In contrast to the claims of preferential treatment, the true plight of asylum seekers is dire. They are not allowed to claim mainstream welfare benefits. If they are destitute, the only option is to apply for support with the National Asylum Support Service (NASS) that gives a single adult £37.77 a week—30 percent below the official poverty line. From January 8, the government has withheld support from the majority of people who apply for asylum once inside the UK, rather than at a port.

A joint study by Oxfam and the Refugee Council revealed that of those asylum-seekers with whom organisations have contact, 85 percent experience hunger, 95 percent cannot afford to buy clothes or shoes and 80 percent are not able to maintain good health.

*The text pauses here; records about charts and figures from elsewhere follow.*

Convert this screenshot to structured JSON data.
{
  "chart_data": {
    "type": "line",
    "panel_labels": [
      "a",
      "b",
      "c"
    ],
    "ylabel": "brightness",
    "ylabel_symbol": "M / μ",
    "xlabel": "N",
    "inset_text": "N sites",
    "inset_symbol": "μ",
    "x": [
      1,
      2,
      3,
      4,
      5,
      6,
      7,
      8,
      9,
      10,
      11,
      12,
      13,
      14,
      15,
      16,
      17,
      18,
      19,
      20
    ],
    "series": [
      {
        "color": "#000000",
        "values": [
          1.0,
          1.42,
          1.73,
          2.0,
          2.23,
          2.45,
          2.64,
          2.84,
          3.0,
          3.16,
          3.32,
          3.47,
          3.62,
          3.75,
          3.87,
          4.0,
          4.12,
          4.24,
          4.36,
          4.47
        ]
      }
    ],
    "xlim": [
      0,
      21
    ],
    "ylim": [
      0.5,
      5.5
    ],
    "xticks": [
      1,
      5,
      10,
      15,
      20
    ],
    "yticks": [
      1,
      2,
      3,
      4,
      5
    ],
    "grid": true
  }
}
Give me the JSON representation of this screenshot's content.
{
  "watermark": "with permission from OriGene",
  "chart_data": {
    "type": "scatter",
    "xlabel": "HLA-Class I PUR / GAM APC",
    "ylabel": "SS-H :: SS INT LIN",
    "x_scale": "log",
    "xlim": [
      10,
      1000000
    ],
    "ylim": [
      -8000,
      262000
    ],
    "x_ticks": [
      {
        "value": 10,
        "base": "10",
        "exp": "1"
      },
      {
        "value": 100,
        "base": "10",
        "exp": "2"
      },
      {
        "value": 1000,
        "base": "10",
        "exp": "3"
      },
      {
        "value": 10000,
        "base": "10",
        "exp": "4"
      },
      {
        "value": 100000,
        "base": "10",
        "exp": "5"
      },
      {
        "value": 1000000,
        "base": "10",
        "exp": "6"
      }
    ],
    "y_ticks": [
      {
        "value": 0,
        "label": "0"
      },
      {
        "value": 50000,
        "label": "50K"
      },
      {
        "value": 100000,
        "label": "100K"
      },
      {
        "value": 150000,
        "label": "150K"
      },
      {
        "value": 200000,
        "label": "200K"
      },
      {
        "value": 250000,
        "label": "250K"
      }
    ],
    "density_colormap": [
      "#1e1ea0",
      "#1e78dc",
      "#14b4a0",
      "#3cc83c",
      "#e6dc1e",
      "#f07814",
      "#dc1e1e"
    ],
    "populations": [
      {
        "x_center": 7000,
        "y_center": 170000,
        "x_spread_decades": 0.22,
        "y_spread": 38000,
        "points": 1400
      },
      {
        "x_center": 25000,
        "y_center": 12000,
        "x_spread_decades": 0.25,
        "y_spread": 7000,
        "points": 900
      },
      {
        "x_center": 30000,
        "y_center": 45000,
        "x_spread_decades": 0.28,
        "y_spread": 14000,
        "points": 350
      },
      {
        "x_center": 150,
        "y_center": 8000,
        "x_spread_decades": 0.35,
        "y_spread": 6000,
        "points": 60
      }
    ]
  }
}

Many do not receive the basic support they may be entitled to because the system is badly designed, extremely bureaucratic and poorly run.

Trevor Philips, chairman of the Commission for Racial Equality (CRE), directly blamed the government’s dispersal policy for what took place in Wrexham. Speaking at a conference on design and housing he described government policy as “disastrous”: “The dispersal policy has turned out to be the principle factor in destroying community cohesion in towns and cities. We need to get accommodation to asylum seekers quickly, but we cannot put people in places that are already miserable, anxious and angry.”

As in Bradford and Oldham, which saw clashes two years ago, the far right British National Party is seeking to make capital out of this tragedy. BNP members are canvassing for support in Wrexham and plan to put up candidates. Lead article in Wrexham’s local Evening Leader gave prominence to the BNP’s claim that “We have a public and moral duty as a political party, and asylum is our main policy.”